Advogada Andréa Oliveira explica em Guapé (MG) novidades trabalhistas

Em café da manhã a advogada recebeu empreendedores rurais e urbanos para orientar sobre a Reforma Trabalhista

O presidente Michel Temer sancionou no último dia 13, sem vetos, a reforma trabalhista. Mas, a aprovação da reforma, tida pelo governo como uma de suas prioridades, divide opiniões e gera ainda muitas dúvidas tanto entre empregados quanto entre os empregadores.

Diante de tantas perguntas, a advogada Andréa Oliveira, sócia-proprietária do escritório de Advocacia Andréa Oliveira, realizou em sua unidade em Guapé (MG) um café da manhã onde ela ministrou uma palestra justamente para orientar sobre as novidades trabalhistas.

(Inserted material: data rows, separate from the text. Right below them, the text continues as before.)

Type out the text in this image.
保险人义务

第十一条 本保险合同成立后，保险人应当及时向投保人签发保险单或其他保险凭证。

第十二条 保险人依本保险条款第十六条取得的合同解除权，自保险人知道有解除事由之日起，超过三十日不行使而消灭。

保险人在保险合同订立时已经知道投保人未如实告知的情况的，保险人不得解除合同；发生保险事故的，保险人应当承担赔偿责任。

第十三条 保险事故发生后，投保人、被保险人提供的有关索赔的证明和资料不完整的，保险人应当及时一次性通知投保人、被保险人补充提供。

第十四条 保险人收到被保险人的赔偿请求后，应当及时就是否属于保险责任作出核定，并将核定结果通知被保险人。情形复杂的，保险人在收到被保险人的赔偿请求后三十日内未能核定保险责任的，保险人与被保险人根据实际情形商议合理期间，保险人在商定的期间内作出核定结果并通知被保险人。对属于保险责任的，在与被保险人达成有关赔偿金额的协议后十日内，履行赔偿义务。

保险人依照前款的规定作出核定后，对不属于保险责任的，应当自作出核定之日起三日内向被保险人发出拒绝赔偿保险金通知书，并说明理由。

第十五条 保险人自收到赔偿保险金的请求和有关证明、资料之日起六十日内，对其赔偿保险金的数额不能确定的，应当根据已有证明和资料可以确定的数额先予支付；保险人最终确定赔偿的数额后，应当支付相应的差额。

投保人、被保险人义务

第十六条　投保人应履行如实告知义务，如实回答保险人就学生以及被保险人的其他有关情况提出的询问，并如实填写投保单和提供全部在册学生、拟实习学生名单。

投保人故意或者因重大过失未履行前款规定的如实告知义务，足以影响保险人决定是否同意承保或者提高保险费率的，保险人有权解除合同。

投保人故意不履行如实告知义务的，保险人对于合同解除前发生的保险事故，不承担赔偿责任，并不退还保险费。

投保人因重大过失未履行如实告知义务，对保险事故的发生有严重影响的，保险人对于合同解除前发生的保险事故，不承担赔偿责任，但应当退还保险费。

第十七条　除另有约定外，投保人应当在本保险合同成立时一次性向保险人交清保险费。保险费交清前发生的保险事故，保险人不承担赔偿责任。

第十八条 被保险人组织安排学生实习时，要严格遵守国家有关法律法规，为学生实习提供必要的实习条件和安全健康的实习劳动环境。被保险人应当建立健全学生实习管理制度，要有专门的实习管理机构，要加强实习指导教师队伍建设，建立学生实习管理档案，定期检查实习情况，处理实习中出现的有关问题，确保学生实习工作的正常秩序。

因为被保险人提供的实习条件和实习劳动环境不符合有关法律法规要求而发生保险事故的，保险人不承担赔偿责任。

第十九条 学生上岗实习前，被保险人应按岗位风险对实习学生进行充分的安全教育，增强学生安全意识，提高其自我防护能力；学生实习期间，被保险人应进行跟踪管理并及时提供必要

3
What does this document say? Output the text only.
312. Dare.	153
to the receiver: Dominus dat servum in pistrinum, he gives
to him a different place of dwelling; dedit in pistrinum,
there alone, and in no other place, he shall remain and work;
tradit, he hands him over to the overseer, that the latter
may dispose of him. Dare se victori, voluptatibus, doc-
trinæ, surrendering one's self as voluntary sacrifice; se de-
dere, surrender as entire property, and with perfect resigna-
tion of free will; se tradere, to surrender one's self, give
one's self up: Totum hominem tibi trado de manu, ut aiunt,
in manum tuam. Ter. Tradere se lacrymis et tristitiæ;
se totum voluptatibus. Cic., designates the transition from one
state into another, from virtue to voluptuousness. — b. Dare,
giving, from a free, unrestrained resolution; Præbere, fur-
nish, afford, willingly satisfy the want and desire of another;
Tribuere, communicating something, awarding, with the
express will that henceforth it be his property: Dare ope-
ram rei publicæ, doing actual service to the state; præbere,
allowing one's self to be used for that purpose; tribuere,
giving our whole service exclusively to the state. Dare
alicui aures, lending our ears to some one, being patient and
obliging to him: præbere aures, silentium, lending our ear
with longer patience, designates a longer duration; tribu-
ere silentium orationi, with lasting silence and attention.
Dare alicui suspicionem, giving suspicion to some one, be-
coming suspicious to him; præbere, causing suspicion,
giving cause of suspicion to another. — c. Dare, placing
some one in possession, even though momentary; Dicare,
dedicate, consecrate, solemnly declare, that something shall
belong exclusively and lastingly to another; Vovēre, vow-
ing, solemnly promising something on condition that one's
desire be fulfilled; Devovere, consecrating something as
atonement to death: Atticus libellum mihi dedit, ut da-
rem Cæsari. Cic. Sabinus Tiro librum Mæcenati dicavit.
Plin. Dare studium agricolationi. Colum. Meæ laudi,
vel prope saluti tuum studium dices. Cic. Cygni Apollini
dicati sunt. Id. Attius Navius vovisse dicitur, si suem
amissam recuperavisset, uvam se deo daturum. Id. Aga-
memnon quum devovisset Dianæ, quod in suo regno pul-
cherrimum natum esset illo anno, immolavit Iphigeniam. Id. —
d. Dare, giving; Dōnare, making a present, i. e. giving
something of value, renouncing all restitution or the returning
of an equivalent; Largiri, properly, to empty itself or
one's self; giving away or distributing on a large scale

O concorrido evento na manhã do último dia 28 de julho reuniu empresários urbanos e rurais e seus departamentos de contabilidade, recursos humanos e gestão administrativa. “Foi com muito carinho que recebemos nossos convidados para auxiliar na compreensão destas mudanças trabalhistas que afetam diretamente o dia a dia do empreendedor e também do colaborador de empresas urbanas e rurais”, diz Dra. Andréa.

Algumas das mudanças:

  1. O aumento da multa para empregados sem registro na CLT, passou para o valor de R$3.000,00 (três mil reais) por empregado;
  2. A extinção das horas in tinere, que é o tempo despendido pelo empregado desde sua residência até a efetiva ocupação do seu posto de trabalho (era remunerado);
  3. Mudanças em relação ao regime de tempo parcial;
  4. O banco de horas poderá ser pactuado por acordo individual;
  5. Regularização da jornada 12×36 horas;
  6. A redução do intervalo intrajornada mínimo para ½ hora;
  7. O parcelamento das férias em 03 períodos;
  8. A regularização do dano de natureza extrapatrimonial tanto de empregado contra empregador, quanto de empregador contra empregado;
  9. A contratação de autônomo sem a qualidade de empregado;
  10. Contrato individual de trabalho para prestação de trabalho intermitente;
  11. Definição de parâmetros para equiparação salarial;
  12. Termo de quitação anual das obrigações trabalhistas;
  13. Honorários de sucumbência para o advogado da parte vencedora em processo judicial;
  14. Prescrição dos créditos urbanos e rurais em 05 anos com possibilidade de ação judicial até 02 anos após a extinção do contrato de trabalho;
  15. O acerto rescisório poderá ser pago em dinheiro, cheque ou depósito bancário;
  16. À rescisão do contrato de trabalho não se faz mais necessária a homologação.

Por fim, as mudanças entrarão em vigor na primeira quinzena de novembro. Atentem-se leitores, essas situações jurídicas não podem ser entendidas literalmente como foram dispostas aqui, elas precisam ser interpretadas por profissionais competentes para a melhor adequação ao caso concreto.